Los griegos habían sido ciudadanos de pequeñas naciones hasta que apareció Alejandro Magno. Este dotó a aquellos pequeños territorios de una estructura imperial que acabó con la independencia, la política y la cultura de cada uno de ellos. Para salvar ese vacío los griegos se refugiaron en nuevas culturas y religiones. Algunos de ellos se dedicaron a educarse para intentar permanecer libres e independientes en aquel mundo globalizado.
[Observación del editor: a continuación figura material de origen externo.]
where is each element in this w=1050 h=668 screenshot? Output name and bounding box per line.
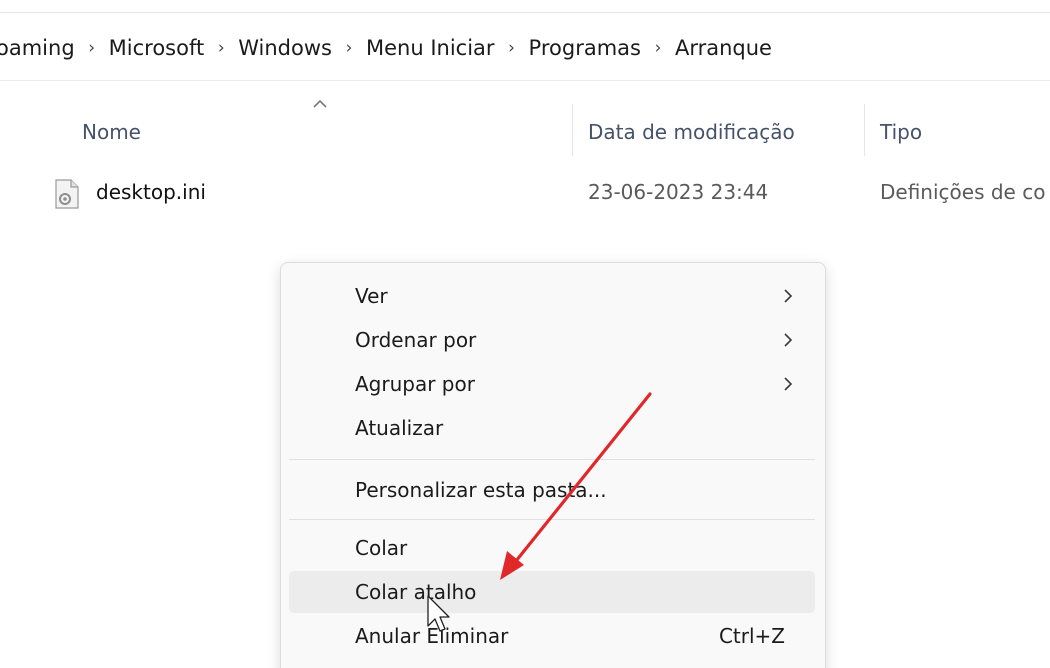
menu-item-colar[interactable]: Colar (289, 527, 815, 569)
settings-file-icon (55, 179, 79, 209)
file-name[interactable]: desktop.ini (96, 180, 206, 204)
chevron-right-icon (784, 377, 793, 391)
chevron-right-icon[interactable]: › (336, 38, 362, 58)
menu-item-ver[interactable]: Ver (289, 275, 815, 317)
breadcrumb-item-roaming[interactable]: oaming (0, 36, 79, 60)
context-menu: Ver Ordenar por Agrupar por Atualizar Pe… (280, 262, 826, 668)
chevron-right-icon (784, 333, 793, 347)
column-divider[interactable] (572, 104, 573, 156)
column-header-type[interactable]: Tipo (880, 112, 1050, 152)
menu-item-personalizar-esta-pasta[interactable]: Personalizar esta pasta... (289, 469, 815, 511)
breadcrumb-item-menu-iniciar[interactable]: Menu Iniciar (362, 36, 499, 60)
top-divider (0, 12, 1050, 13)
chevron-right-icon[interactable]: › (499, 38, 525, 58)
chevron-right-icon[interactable]: › (645, 38, 671, 58)
menu-item-agrupar-por[interactable]: Agrupar por (289, 363, 815, 405)
chevron-right-icon (784, 289, 793, 303)
breadcrumb-item-windows[interactable]: Windows (234, 36, 336, 60)
breadcrumb-item-programas[interactable]: Programas (525, 36, 645, 60)
menu-divider (289, 459, 815, 460)
breadcrumb-item-arranque[interactable]: Arranque (671, 36, 776, 60)
menu-item-label: Ordenar por (355, 328, 477, 352)
menu-item-anular-eliminar[interactable]: Anular Eliminar Ctrl+Z (289, 615, 815, 657)
menu-item-ordenar-por[interactable]: Ordenar por (289, 319, 815, 361)
menu-item-atualizar[interactable]: Atualizar (289, 407, 815, 449)
breadcrumb-item-microsoft[interactable]: Microsoft (105, 36, 209, 60)
breadcrumb: oaming › Microsoft › Windows › Menu Inic… (0, 30, 776, 66)
menu-divider (289, 519, 815, 520)
column-header-date-modified[interactable]: Data de modificação (588, 112, 858, 152)
file-type: Definições de co (880, 180, 1046, 204)
menu-item-label: Ver (355, 284, 388, 308)
menu-item-colar-atalho[interactable]: Colar atalho (289, 571, 815, 613)
chevron-right-icon[interactable]: › (208, 38, 234, 58)
column-divider[interactable] (864, 104, 865, 156)
file-row[interactable]: desktop.ini 23-06-2023 23:44 Definições … (0, 170, 1050, 218)
menu-item-label: Atualizar (355, 416, 444, 440)
file-explorer-window: oaming › Microsoft › Windows › Menu Inic… (0, 0, 1050, 668)
breadcrumb-divider (0, 80, 1050, 81)
sort-ascending-icon[interactable] (312, 98, 328, 110)
menu-item-label: Colar (355, 536, 408, 560)
menu-item-label: Anular Eliminar (355, 624, 509, 648)
menu-item-label: Personalizar esta pasta... (355, 478, 607, 502)
keyboard-shortcut: Ctrl+Z (718, 624, 785, 648)
file-date-modified: 23-06-2023 23:44 (588, 180, 769, 204)
menu-item-label: Agrupar por (355, 372, 475, 396)
menu-item-label: Colar atalho (355, 580, 477, 604)
column-header-name[interactable]: Nome (82, 112, 562, 152)
chevron-right-icon[interactable]: › (79, 38, 105, 58)
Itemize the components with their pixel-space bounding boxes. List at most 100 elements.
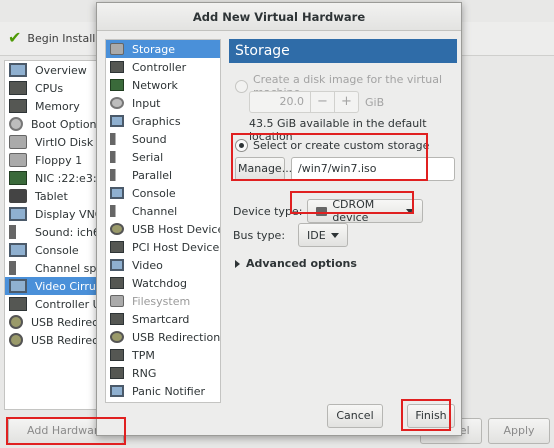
sidebar-item-label: CPUs <box>35 81 64 95</box>
hardware-type-label: Storage <box>132 42 176 56</box>
hardware-type-label: Parallel <box>132 168 173 182</box>
storage-panel: Storage Create a disk image for the virt… <box>229 39 457 399</box>
disk-size-spinner[interactable]: 20.0 − + <box>249 91 359 113</box>
hardware-type-item[interactable]: Sound <box>106 130 220 148</box>
sidebar-item-label: Floppy 1 <box>35 153 83 167</box>
hardware-type-label: Sound <box>132 132 167 146</box>
hardware-type-item[interactable]: Parallel <box>106 166 220 184</box>
hardware-type-item[interactable]: Channel <box>106 202 220 220</box>
hardware-type-item[interactable]: Network <box>106 76 220 94</box>
disk-size-value: 20.0 <box>279 95 305 108</box>
sidebar-item[interactable]: CPUs <box>5 79 97 97</box>
hardware-type-item[interactable]: USB Host Device <box>106 220 220 238</box>
controller-icon <box>9 297 27 311</box>
usb-redirector-icon <box>9 315 23 329</box>
memory-icon <box>9 99 27 113</box>
sidebar-item-label: Tablet <box>35 189 68 203</box>
smartcard-icon <box>110 313 124 325</box>
graphics-icon <box>110 115 124 127</box>
rng-icon <box>110 367 124 379</box>
sidebar-item[interactable]: VirtIO Disk 1 <box>5 133 97 151</box>
storage-icon <box>110 43 124 55</box>
hardware-type-label: Controller <box>132 60 187 74</box>
sidebar-item[interactable]: Memory <box>5 97 97 115</box>
sidebar-item[interactable]: Display VNC <box>5 205 97 223</box>
sidebar-item-label: USB Redirector <box>31 315 97 329</box>
sidebar-item[interactable]: Floppy 1 <box>5 151 97 169</box>
hardware-type-item[interactable]: Console <box>106 184 220 202</box>
hardware-type-label: RNG <box>132 366 157 380</box>
serial-icon <box>110 151 124 163</box>
custom-storage-label: Select or create custom storage <box>253 139 430 152</box>
check-icon: ✔ <box>8 28 22 47</box>
hardware-type-item[interactable]: Smartcard <box>106 310 220 328</box>
usb-icon <box>110 223 124 235</box>
hardware-type-label: TPM <box>132 348 155 362</box>
sidebar-item[interactable]: Channel spice <box>5 259 97 277</box>
finish-button[interactable]: Finish <box>407 404 455 428</box>
sidebar-item-label: Controller USB <box>35 297 97 311</box>
sidebar-item-label: Sound: ich6 <box>35 225 97 239</box>
decrease-size-button[interactable]: − <box>310 92 334 112</box>
sidebar-item-label: Overview <box>35 63 87 77</box>
video-icon <box>9 279 27 293</box>
custom-storage-radio[interactable]: Select or create custom storage <box>235 139 429 152</box>
sidebar-item[interactable]: USB Redirector <box>5 331 97 349</box>
sidebar-item[interactable]: Boot Options <box>5 115 97 133</box>
sidebar-item[interactable]: NIC :22:e3:54 <box>5 169 97 187</box>
bus-type-value: IDE <box>307 228 326 242</box>
manage-button[interactable]: Manage... <box>235 157 292 181</box>
bus-type-select[interactable]: IDE <box>298 223 349 247</box>
custom-storage-row: Manage... /win7/win7.iso <box>235 157 455 181</box>
parallel-icon <box>110 169 124 181</box>
hardware-type-item[interactable]: Serial <box>106 148 220 166</box>
boot-options-icon <box>9 117 23 131</box>
increase-size-button[interactable]: + <box>334 92 358 112</box>
hardware-type-item[interactable]: Graphics <box>106 112 220 130</box>
hardware-type-item[interactable]: Panic Notifier <box>106 382 220 400</box>
console-icon <box>9 243 27 257</box>
hardware-type-label: Filesystem <box>132 294 191 308</box>
disk-icon <box>9 135 27 149</box>
sidebar-item-label: Video Cirrus <box>35 279 97 293</box>
tablet-icon <box>9 189 27 203</box>
sidebar-item[interactable]: Overview <box>5 61 97 79</box>
hardware-type-item[interactable]: PCI Host Device <box>106 238 220 256</box>
advanced-options-label: Advanced options <box>246 257 357 270</box>
hardware-type-item[interactable]: Video <box>106 256 220 274</box>
sidebar-item[interactable]: Tablet <box>5 187 97 205</box>
hardware-sidebar: Overview CPUs Memory Boot Options VirtIO Dis… <box>4 60 98 410</box>
hardware-type-item[interactable]: Storage <box>106 40 220 58</box>
sidebar-item-label: Memory <box>35 99 80 113</box>
sidebar-item[interactable]: Controller USB <box>5 295 97 313</box>
hardware-type-label: Graphics <box>132 114 181 128</box>
storage-path-input[interactable]: /win7/win7.iso <box>291 157 455 181</box>
dialog-title: Add New Virtual Hardware <box>97 3 461 31</box>
finish-label: Finish <box>415 409 447 422</box>
hardware-type-item[interactable]: Controller <box>106 58 220 76</box>
device-type-select[interactable]: CDROM device <box>307 198 424 224</box>
sidebar-item[interactable]: Video Cirrus <box>5 277 97 295</box>
usb-redirection-icon <box>110 331 124 343</box>
sidebar-item[interactable]: Sound: ich6 <box>5 223 97 241</box>
console-icon <box>110 187 124 199</box>
sidebar-item[interactable]: Console <box>5 241 97 259</box>
hardware-type-label: Input <box>132 96 161 110</box>
hardware-type-item[interactable]: TPM <box>106 346 220 364</box>
hardware-type-item[interactable]: Input <box>106 94 220 112</box>
sidebar-item-label: Console <box>35 243 79 257</box>
channel-icon <box>9 261 27 275</box>
radio-selected-icon <box>235 139 248 152</box>
apply-button[interactable]: Apply <box>488 418 550 444</box>
hardware-type-item[interactable]: RNG <box>106 364 220 382</box>
hardware-type-label: Network <box>132 78 178 92</box>
expander-arrow-icon <box>235 259 240 268</box>
hardware-type-label: Console <box>132 186 176 200</box>
dialog-cancel-button[interactable]: Cancel <box>327 404 383 428</box>
hardware-type-item[interactable]: Watchdog <box>106 274 220 292</box>
channel-icon <box>110 205 124 217</box>
advanced-options-expander[interactable]: Advanced options <box>235 257 357 270</box>
hardware-type-item[interactable]: USB Redirection <box>106 328 220 346</box>
hardware-type-label: USB Redirection <box>132 330 220 344</box>
sidebar-item[interactable]: USB Redirector <box>5 313 97 331</box>
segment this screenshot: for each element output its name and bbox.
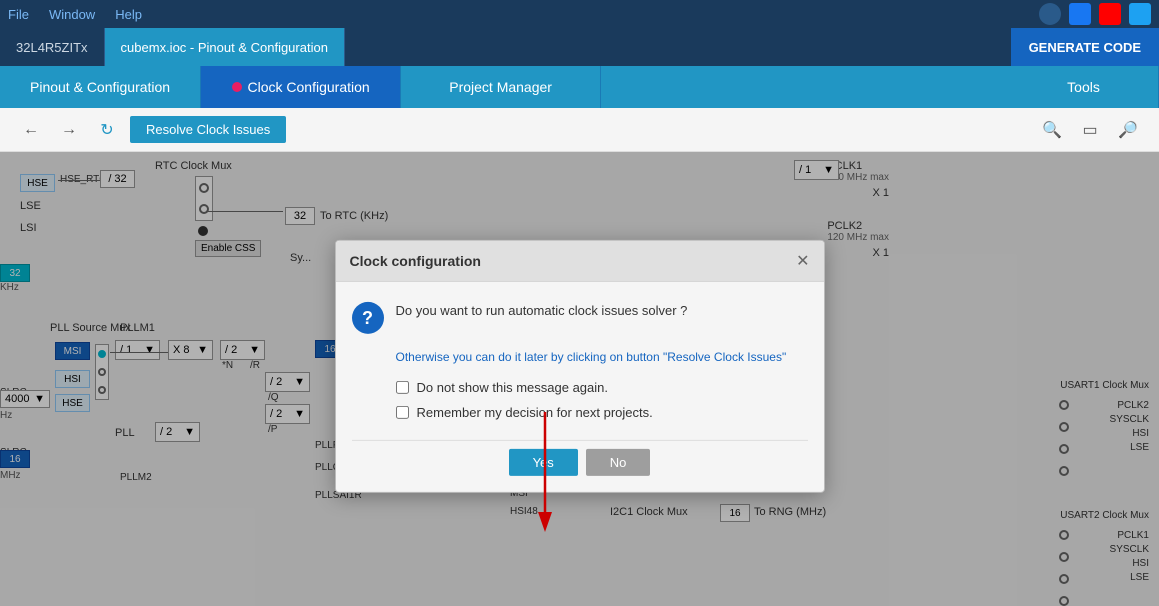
dialog-subtext: Otherwise you can do it later by clickin…	[396, 350, 808, 364]
menu-help[interactable]: Help	[115, 7, 142, 22]
twitter-icon	[1129, 3, 1151, 25]
globe-icon	[1039, 3, 1061, 25]
dialog-buttons: Yes No	[352, 440, 808, 476]
tab-pinout[interactable]: Pinout & Configuration	[0, 66, 201, 108]
menu-bar: File Window Help	[0, 0, 1159, 28]
do-not-show-label: Do not show this message again.	[417, 380, 609, 395]
checkbox-row-1: Do not show this message again.	[396, 380, 808, 395]
menu-file[interactable]: File	[8, 7, 29, 22]
refresh-button[interactable]: ↻	[92, 115, 122, 145]
generate-code-button[interactable]: GENERATE CODE	[1011, 28, 1159, 66]
subtext-link: "Resolve Clock Issues"	[663, 350, 786, 364]
toolbar: ← → ↻ Resolve Clock Issues 🔍 ▭ 🔎	[0, 108, 1159, 152]
breadcrumb-file[interactable]: cubemx.ioc - Pinout & Configuration	[105, 28, 345, 66]
tab-bar: 32L4R5ZITx cubemx.ioc - Pinout & Configu…	[0, 28, 1159, 66]
dialog-title: Clock configuration	[350, 253, 481, 269]
tab-clock[interactable]: Clock Configuration	[201, 66, 401, 108]
menu-bar-right	[1039, 3, 1151, 25]
checkbox-row-2: Remember my decision for next projects.	[396, 405, 808, 420]
menu-window[interactable]: Window	[49, 7, 95, 22]
resolve-clock-button[interactable]: Resolve Clock Issues	[130, 116, 286, 143]
modal-overlay: Clock configuration ✕ ? Do you want to r…	[0, 152, 1159, 606]
tab-project[interactable]: Project Manager	[401, 66, 601, 108]
remember-decision-checkbox[interactable]	[396, 406, 409, 419]
fit-view-button[interactable]: ▭	[1075, 115, 1105, 145]
no-button[interactable]: No	[586, 449, 651, 476]
do-not-show-checkbox[interactable]	[396, 381, 409, 394]
zoom-in-button[interactable]: 🔎	[1113, 115, 1143, 145]
breadcrumb-project[interactable]: 32L4R5ZITx	[0, 28, 105, 66]
zoom-out-button[interactable]: 🔍	[1037, 115, 1067, 145]
dialog-close-button[interactable]: ✕	[796, 251, 809, 271]
clock-dialog: Clock configuration ✕ ? Do you want to r…	[335, 240, 825, 493]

Irene Vallejo dice en su libro (página 145 y s.) que se dedicaron a “desarrollar hasta el máximo posible todos sus talentos; a conseguir la mejor versión posible de sí mismos; a modelar su interior como una estatua; a hacer de su propia vida una obra de arte. (…) En la última entrevista que concedió, fascinado por esta idea antigua, Michel Foucault dijo: 'Me llama la atención el hecho de que en nuestra sociedad el arte se haya convertido en algo que atañe a los objetos y no a la vida ni a los individuos. ¿Por qué un hombre cualquiera no puede hacer de su vida una obra de arte? ¿Por qué una determinada lámpara o una casa pueden ser obras de arte y no puede serlo mi vida?'".
Hoy vivimos como nos apetece. En cierto modo, de cualquier manera. ¿No deberíamos cuidar lo que hacemos de nuestra vida como si estuviéramos creando una obra de arte? ¿Por qué hoy avanza lo chabacano y retrocede lo bello y lo elegante?